Screenshot of the archive of Jefferson County, AL dashboards from the Birmingham Public Library’s collection

Archive of Jefferson County, AL dashboards from the Birmingham Public Library’s collection

Preserving the authoritative voices in public health and government adds useful context to a much fuller portrait of the Birmingham community that Shelton and BPL can steward through web archives. “We decided to stay as local as possible and cover as many areas in Birmingham and Jefferson County that we could locate,” which eventually included “religious institutions, parks, restaurants, funeral homes, news media, radio stations, local utilities, food banks, museums, non-profits, and entertainment venues.”

“Much of the web content we saved connects to the individuals involved in our larger COVID-19 documentation project,” Natalie Milbrodt explained to me. As Director of the Queens Memory project at the Queens Public Library, Milbrodt sees the contributions from memory workers’ own lived experiences in the community reflected in the web archive.

Screenshot of an archived blog post from the Queens Public Library’s collection

Archived blog post from the Queens Public Library’s collection

Stewarding this diverse community’s memory of COVID-19 into the next generation means collecting and preserving an exceptionally broad range of media, including podcasts, social media, and other web forms.

Just precisely how future scholars, students, and neighbors will access the local memory of COVID-19 is a fascinating area of ongoing research and experimentation.
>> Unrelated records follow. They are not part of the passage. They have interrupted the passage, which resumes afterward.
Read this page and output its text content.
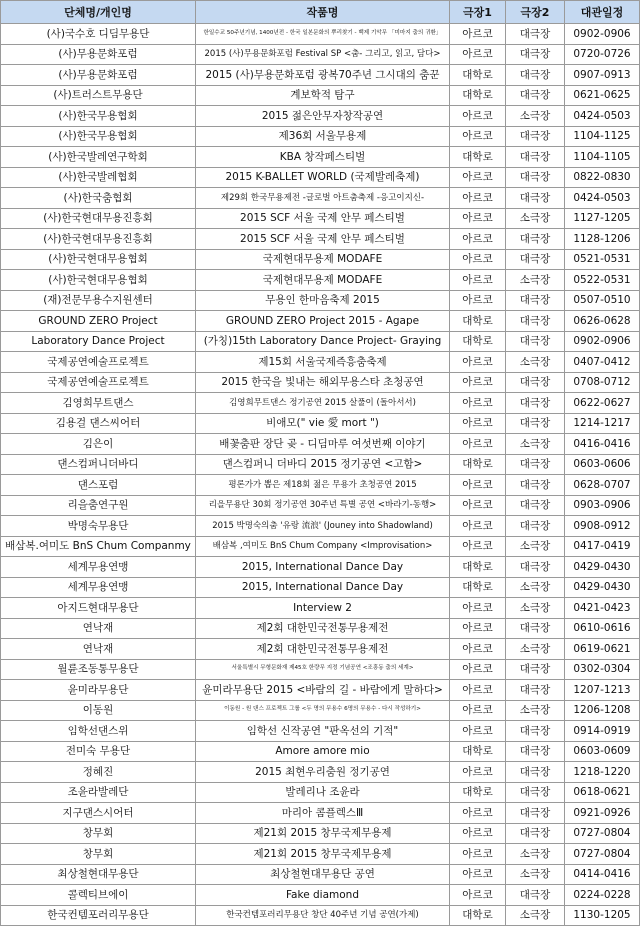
단체명/개인명	작품명	극장1	극장2	대관일정
(사)국수호 디딤무용단	한일수교 50주년기념, 1400년전 - 한국 일본문화의 뿌리찾기 - 백제 기악무 「미마지 춤의 귀환」	아르코	대극장	0902-0906
(사)무용문화포럼	2015 (사)무용문화포럼 Festival SP <춤- 그리고, 읽고, 담다>	아르코	대극장	0720-0726
(사)무용문화포럼	2015 (사)무용문화포럼 광복70주년 그시대의 춤꾼	대학로	대극장	0907-0913
(사)트러스트무용단	계보학적 탐구	대학로	대극장	0621-0625
(사)한국무용협회	2015 젊은안무자창작공연	아르코	소극장	0424-0503
(사)한국무용협회	제36회 서울무용제	아르코	대극장	1104-1125
(사)한국발레연구학회	KBA 창작페스티벌	대학로	대극장	1104-1105
(사)한국발레협회	2015 K-BALLET WORLD (국제발레축제)	아르코	대극장	0822-0830
(사)한국춤협회	제29회 한국무용제전 -글로벌 아트춤축제 -응고이지신-	아르코	대극장	0424-0503
(사)한국현대무용진흥회	2015 SCF 서울 국제 안무 페스티벌	아르코	소극장	1127-1205
(사)한국현대무용진흥회	2015 SCF 서울 국제 안무 페스티벌	아르코	대극장	1128-1206
(사)한국현대무용협회	국제현대무용제 MODAFE	아르코	대극장	0521-0531
(사)한국현대무용협회	국제현대무용제 MODAFE	아르코	소극장	0522-0531
(재)전문무용수지원센터	무용인 한마음축제 2015	아르코	대극장	0507-0510
GROUND ZERO Project	GROUND ZERO Project 2015 - Agape	대학로	대극장	0626-0628
Laboratory Dance Project	(가칭)15th Laboratory Dance Project- Graying	대학로	대극장	0902-0906
국제공연예술프로젝트	제15회 서울국제즉흥춤축제	아르코	소극장	0407-0412
국제공연예술프로젝트	2015 한국을 빛내는 해외무용스타 초청공연	아르코	대극장	0708-0712
김영희무트댄스	김영희무트댄스 정기공연 2015 살풀이 (돌아서서)	아르코	대극장	0622-0627
김용걸 댄스씨어터	비애모(" vie 愛 mort ")	아르코	대극장	1214-1217
김은이	배꽃춤판 장단 곶 - 디딤마루 여섯번째 이야기	아르코	소극장	0416-0416
댄스컴퍼니더바디	댄스컴퍼니 더바디 2015 정기공연 <고함>	대학로	대극장	0603-0606
댄스포럼	평론가가 뽑은 제18회 젊은 무용가 초청공연 2015	아르코	대극장	0628-0707
리을춤연구원	리을무용단 30회 정기공연 30주년 특별 공연 <바라기-동행>	아르코	대극장	0903-0906
박명숙무용단	2015 박명숙의춤 '유랑 流浪' (Jouney into Shadowland)	아르코	대극장	0908-0912
배삼복.여미도 BnS Chum Companmy	배삼복 ,여미도 BnS Chum Company <Improvisation>	아르코	소극장	0417-0419
세계무용연맹	2015, International Dance Day	대학로	대극장	0429-0430
세계무용연맹	2015, International Dance Day	대학로	소극장	0429-0430
아지드현대무용단	Interview 2	아르코	소극장	0421-0423
연낙재	제2회 대한민국전통무용제전	아르코	대극장	0610-0616
연낙재	제2회 대한민국전통무용제전	아르코	소극장	0619-0621
월륜조동통무용단	서울특별시 무형문화재 제45호 한량무 지정 기념공연 <조흥동 춤의 세계>	아르코	대극장	0302-0304
윤미라무용단	윤미라무용단 2015 <바람의 길 - 바람에게 말하다>	아르코	대극장	1207-1213
이동원	이동원 - 원 댄스 프로젝트 그룹 <두 명의 무용수 6명의 무용수 - 다시 작성하기>	아르코	소극장	1206-1208
임학선댄스위	임학선 신작공연 "판옥선의 기적"	아르코	대극장	0914-0919
전미숙 무용단	Amore amore mio	대학로	대극장	0603-0609
정혜진	2015 최현우리춤원 정기공연	아르코	대극장	1218-1220
조윤라발레단	발레리나 조윤라	대학로	대극장	0618-0621
지구댄스시어터	마리아 콤플렉스Ⅲ	아르코	대극장	0921-0926
창무회	제21회 2015 창무국제무용제	아르코	대극장	0727-0804
창무회	제21회 2015 창무국제무용제	아르코	소극장	0727-0804
최상철현대무용단	최상철현대무용단 공연	아르코	소극장	0414-0416
콜렉티브에이	Fake diamond	아르코	대극장	0224-0228
한국컨템포러리무용단	한국컨템포러리무용단 창단 40주년 기념 공연(가제)	대학로	소극장	1130-1205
In addition to the Wayback replay and full-text search tools to which veteran web archivists are accustomed, Archive-It partners are now also exploring brand new ways to represent and visualize their collected data. Case studies in integrating Archive-It’s platform with data processing tools are new, but started immediately with collections that represent different experiences of COVID-19, like this international effort.

Screenshot of a distant reading of French language content in the IIPC’s collection by the AWAC2 research team

A distant reading of French language content in the IIPC’s collection by the AWAC2 research team

Jacquelyn Oshman, Local History and Genealogy Librarian at the New Brunswick Free Public Library, looked forward to what that next generation can learn from the web archive. “They can see the chaos of the time period, the misinformation that was spreading, how it affected society, and how the uncertainty of everything affected the world.” Towards their original mission to share trustworthy, useful information then, “the collection continues to the present, now that we have vaccine controversies, mask mandates, new research, and a restoration of some normalcy to show how we are faring.”

Screenshot of an archived version of the New Jersey COVI-19 Information Hub in the New Brunswick Free Public Library’s collection

Archive of the New Jersey COVID-19 Information Hub in the New Brunswick Free Public Library’s collection

So it’s never too late to join or expand the community collecting project and Archive-It can help! Apply to join Community Webs to get started with subsidized web archiving tools and a supportive community of practice. Existing partners have a few weeks left in 2021 to boost their budgets with special COVID-19 data discounts

How will your community remember COVID-19? Browse the ongoing collections below for inspiration and let us know.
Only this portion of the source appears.